Compared to Seattle’s general population, there was a disproportionate number of African Americans (29%), Hispanic or Latinos (13%), and Native Americans (6%), which is similar to the disproportionate number of people with unmet addiction treatment needs. Limited access to information about homeless services is a continuing problem: 67% learned of available services through word of mouth or on the street, while only 10% reported learning of services from an agency or program. Coordinating an effective outreach effort among food banks, drop-in centers, and shelters may help increase access to services.

Food and hygiene programs are the most common services used by homeless people in Seattle. Seventy percent reported using a food bank in the last six months and 48% used meal programs. About half reported using hygiene centers, but only 37% reported staying in a shelter during the last six months. Most of these programs are run and supported by local volunteers, community groups, and ex-homeless people looking to give back and stay clean.

Another telling statistic is that 60% reported health conditions requiring professional care. Though the conditions may range from diabetes to alcoholism, many homeless people use emergency departments for their health needs instead of primary care physicians – wasting time, energy, and taxpayer dollars. In answer to this, DESC (Downtown Emergency Service Center) focuses on the needs of homeless chronic alcoholics who are the heaviest users of publicly-funded crisis services. Exploring other alternative housing models may also help shelter more people in the future.

Interestingly, people who received medical care accessed services at a higher rate.
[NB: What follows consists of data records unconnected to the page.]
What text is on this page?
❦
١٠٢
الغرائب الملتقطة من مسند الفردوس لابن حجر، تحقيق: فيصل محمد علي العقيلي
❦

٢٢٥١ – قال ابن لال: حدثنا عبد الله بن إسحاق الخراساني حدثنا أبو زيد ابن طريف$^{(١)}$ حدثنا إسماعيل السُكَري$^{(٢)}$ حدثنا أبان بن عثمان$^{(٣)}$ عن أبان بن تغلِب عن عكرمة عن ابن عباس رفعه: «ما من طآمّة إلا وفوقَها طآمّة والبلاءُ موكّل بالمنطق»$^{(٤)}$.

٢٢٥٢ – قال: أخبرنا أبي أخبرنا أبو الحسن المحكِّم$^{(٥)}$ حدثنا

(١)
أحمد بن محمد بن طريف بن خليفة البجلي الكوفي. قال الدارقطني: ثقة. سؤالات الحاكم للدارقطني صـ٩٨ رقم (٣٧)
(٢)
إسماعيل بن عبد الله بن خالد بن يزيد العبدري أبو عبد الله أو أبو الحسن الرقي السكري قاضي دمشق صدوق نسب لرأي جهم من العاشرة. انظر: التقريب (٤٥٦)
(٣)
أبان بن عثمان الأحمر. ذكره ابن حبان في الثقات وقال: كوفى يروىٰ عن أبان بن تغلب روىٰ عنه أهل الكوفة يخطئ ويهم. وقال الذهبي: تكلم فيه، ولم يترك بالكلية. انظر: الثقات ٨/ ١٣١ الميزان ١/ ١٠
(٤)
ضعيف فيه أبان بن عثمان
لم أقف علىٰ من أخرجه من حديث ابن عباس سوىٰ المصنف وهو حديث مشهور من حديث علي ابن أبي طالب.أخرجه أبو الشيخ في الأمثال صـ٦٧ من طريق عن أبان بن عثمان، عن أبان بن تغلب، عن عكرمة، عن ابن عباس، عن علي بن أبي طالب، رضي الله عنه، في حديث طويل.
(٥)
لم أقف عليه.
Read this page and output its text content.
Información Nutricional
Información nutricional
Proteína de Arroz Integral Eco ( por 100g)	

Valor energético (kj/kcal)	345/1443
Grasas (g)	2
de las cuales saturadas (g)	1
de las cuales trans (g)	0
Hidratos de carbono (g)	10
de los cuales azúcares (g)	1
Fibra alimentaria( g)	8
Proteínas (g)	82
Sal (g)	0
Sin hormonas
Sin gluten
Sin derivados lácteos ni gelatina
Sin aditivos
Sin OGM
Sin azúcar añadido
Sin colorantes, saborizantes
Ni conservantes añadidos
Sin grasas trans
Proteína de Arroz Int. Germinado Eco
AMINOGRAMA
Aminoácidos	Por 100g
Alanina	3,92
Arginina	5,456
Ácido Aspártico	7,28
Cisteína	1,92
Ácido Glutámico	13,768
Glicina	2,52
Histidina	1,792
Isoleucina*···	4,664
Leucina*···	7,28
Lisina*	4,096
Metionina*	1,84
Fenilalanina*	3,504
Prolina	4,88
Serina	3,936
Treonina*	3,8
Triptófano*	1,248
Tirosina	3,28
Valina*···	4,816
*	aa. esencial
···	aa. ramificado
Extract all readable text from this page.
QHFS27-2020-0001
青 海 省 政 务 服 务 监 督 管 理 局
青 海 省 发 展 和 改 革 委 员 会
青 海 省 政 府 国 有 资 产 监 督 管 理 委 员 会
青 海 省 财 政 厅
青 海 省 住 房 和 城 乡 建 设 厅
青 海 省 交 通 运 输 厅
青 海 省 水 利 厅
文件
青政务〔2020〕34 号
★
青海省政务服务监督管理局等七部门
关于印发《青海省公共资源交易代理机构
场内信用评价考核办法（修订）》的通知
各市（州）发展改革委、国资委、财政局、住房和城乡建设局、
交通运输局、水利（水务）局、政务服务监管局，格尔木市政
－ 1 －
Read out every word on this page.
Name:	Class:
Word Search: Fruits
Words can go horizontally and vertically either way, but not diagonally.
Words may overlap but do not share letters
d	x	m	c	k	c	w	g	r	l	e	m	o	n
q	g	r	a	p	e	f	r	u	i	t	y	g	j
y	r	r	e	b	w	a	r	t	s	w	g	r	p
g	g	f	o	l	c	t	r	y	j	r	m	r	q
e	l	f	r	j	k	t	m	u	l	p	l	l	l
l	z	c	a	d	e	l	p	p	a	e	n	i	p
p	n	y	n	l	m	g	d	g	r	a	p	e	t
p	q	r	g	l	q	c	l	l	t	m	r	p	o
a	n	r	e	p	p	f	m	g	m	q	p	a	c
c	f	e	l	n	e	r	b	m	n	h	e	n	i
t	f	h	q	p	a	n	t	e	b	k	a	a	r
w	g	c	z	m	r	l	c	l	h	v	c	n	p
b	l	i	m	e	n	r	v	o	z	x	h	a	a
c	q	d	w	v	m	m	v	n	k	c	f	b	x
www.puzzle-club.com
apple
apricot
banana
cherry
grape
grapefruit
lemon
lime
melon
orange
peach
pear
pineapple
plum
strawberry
Respondents with recent hospitalization or mental health treatment made greater use of meal programs, hygiene centers, shelter, and other services than those not receiving medical care.

While homelessness continues to be a growing national problem, there are many ways you can create a positive change in your community. Volunteer with a shelter or housing program. (Solid Ground’s Broadview Shelter and Brettler Family Place at Sand Point Housing both have volunteer opportunities.) Donate clean clothes (especially shoes), books, toys, diapers, shampoo, toothpaste, toothbrushes, blankets, old cell phones, or even gift cards to Starbucks or a grocery store. (Broadview Shelter and Sand Point Housing both also have in-kind donation wish lists.)

You can also give money or gift cards to people experiencing homelessness on the street. Do not ignore them. If you have nothing else to give, simply smile and look into his or her eyes and let them know, even just by noticing them, that you recognize their humanity and that you care.

12-year-old documentarian tackles homelessness

It’s the morning after the One Night Count of homeless people in our community. I volunteered, along with numerous Solid Ground staff and volunteers, and hundreds of other folks throughout King County. We walked, arguably, every street, investigated every park bench and green space, because we want to get a more realistic picture of who is homeless in our community.

It’s a very adult pursuit, one that is sobering and, frankly, somewhat depressing. For all we are doing in Seattle-King County to end homelessness, and we are doing an amazing job developing new affordable housing and program models, we still have thousands of people living in cars, under bridges, in the lobbies of post offices.

But somehow this little movie gives me a glimmer of hope. It was put together by 12-year-old Leo Pfiefer from Salmon Bay Middle School. Leo developed this project as an entry for C-SPAN’s StudentCam documentary contest, “an annual national video documentary competition that encourages students to think seriously about issues that affect our communities and our nation.”

It gives me hope to think that 12-year olds are looking at the issue of homelessness and asking: What do we need to do to solve this problem?

It gives me hope to think about the 11- to 13-year olds I recently interviewed from our Penny Harvest program who are not just asking good questions, they are raising money and granting it to organizations that are making a difference. Keep an eye out here for more from those amazing young people.

I, for one, hope Leo goes far in this competition. We need more young people asking tough questions to the people in power. And we need them to help us formulate better answers.